How About You?

Mooresville Collage1

Click the image above to see a video from that day

The story I’m about to share with you is true. It’s also a perfect illustration of why I cherish what I do.

It was late January and still quite chilly when I arrived at South Elementary School in Mooresville, North Carolina. There I was enthusiastically welcomed by students and teachers alike thanks to Cheryl McCrorey, who’d done a great job preparing everyone for my arrival.

I was scheduled to spend two days  at the school, and my itinerary was quite full. It included two assemblies, a book signing, an interview with a local news station, and visits with each grade. As a result, I was a bit blurry-eyed when an excited little third grader came running up to me at the end of the first day.

“Miss Jena, Miss Jena!” she said, throwing her arms around me. “I absolutely ADORE your books. I’m going to be a writer just like you!”

“That’s great,” I said, hugging her back. “I can hardly wait to read your first book.”

“Oh, you’ll probably be dead by then,” she said matter-of-factly.

“Katelyn!” her teacher gasped. “You shouldn’t say things like that!”

“Why not?” Katelyn asked. “It’s true.”

“I’m so sorry,” the teacher said, turning bright red.

“That’s okay,” I said. “She’s just being honest. I’ll tell you what Katelyn. I’ll do my best to stay alive if you’ll promise to write fast.”

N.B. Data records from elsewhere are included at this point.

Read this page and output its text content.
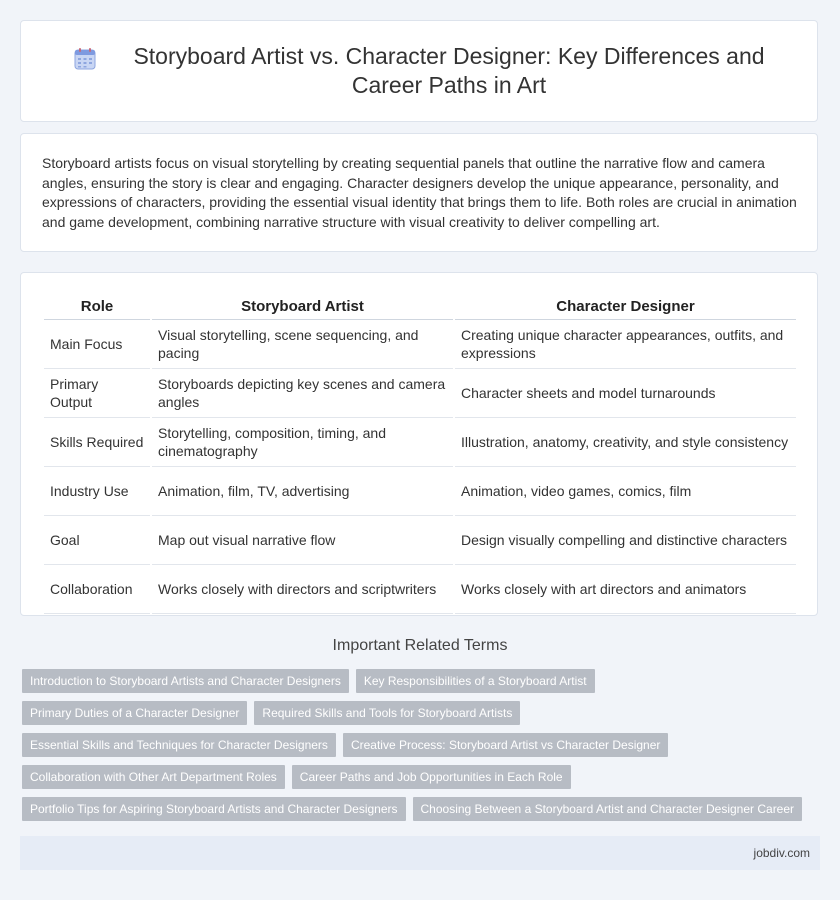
Storyboard Artist vs. Character Designer: Key Differences and Career Paths in Art

Storyboard artists focus on visual storytelling by creating sequential panels that outline the narrative flow and camera angles, ensuring the story is clear and engaging. Character designers develop the unique appearance, personality, and expressions of characters, providing the essential visual identity that brings them to life. Both roles are crucial in animation and game development, combining narrative structure with visual creativity to deliver compelling art.

Role	Storyboard Artist	Character Designer
Main Focus	Visual storytelling, scene sequencing, and pacing	Creating unique character appearances, outfits, and expressions
Primary Output	Storyboards depicting key scenes and camera angles	Character sheets and model turnarounds
Skills Required	Storytelling, composition, timing, and cinematography	Illustration, anatomy, creativity, and style consistency
Industry Use	Animation, film, TV, advertising	Animation, video games, comics, film
Goal	Map out visual narrative flow	Design visually compelling and distinctive characters
Collaboration	Works closely with directors and scriptwriters	Works closely with art directors and animators
Important Related Terms
Introduction to Storyboard Artists and Character Designers	Key Responsibilities of a Storyboard Artist
Primary Duties of a Character Designer	Required Skills and Tools for Storyboard Artists
Essential Skills and Techniques for Character Designers	Creative Process: Storyboard Artist vs Character Designer
Collaboration with Other Art Department Roles	Career Paths and Job Opportunities in Each Role
Portfolio Tips for Aspiring Storyboard Artists and Character Designers	Choosing Between a Storyboard Artist and Character Designer Career
jobdiv.com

“Okay,” she said. “See you!”

The rest of my day was consumed by a book signing and reception, plus dinner with some of the teachers at a local Italian restaurant.  Over a plate of fried calmari I shared my encounter with Katelyn. Everyone laughed but no one seemed surprised. “That sounds like Katelyn,” said one teacher. “She’s beyond precocious.”

Precocious, I wondered, or simply astute? Although her statement shocked me a bit, it also reminded me why I like working with kids so much. Kids are honest, observant, and creative. I fell asleep with a smile on my face thinking of Katelyn. I hoped that I’d live long enough to see her first literary masterpiece.

As it turned out, I didn’t have long to wait at all. The very next morning Katelyn met me at the front door of the school with an illustrated manuscript in hand. Entitled, “the mistify girls; wher is poinsetta?” it told the story of a bird named Poinsetta who is snatched from her golden cage by a  “stinkey crook” and rescued by a dog named Max.

Needless to say I was both surprised and delighted. I thanked her for the amazing story and told her I would cherish it forever. “Oh, you can’t keep it,” Katelyn said. “I’m going to use it to teach the kids in my class to be nice to animals.”

“Why don’t I make a copy for Miss Jena?” Katelyn’s teacher suggested, rescuing us both from an awkward moment.

“That’s a great idea,” I said, handing the manuscript over.

Today, as I sit at my desk rereading “the mistify girls,” I am tickled again by Katelyn’s story. But here’s the thing. I bet not one of you is surprised. I bet each and every one of you has similar tales to tell. Those kids and their stories are why we get up in the morning and why what we do matters SO much. Each and every day we are entrusted with our children’s dreams and tasked with helping shape and grow them. Our future quite literally depends on helping our kids grown into kind, creative, caring adults who believe in themselves and one another. There’s nothing I’d rather be doing, how bout you?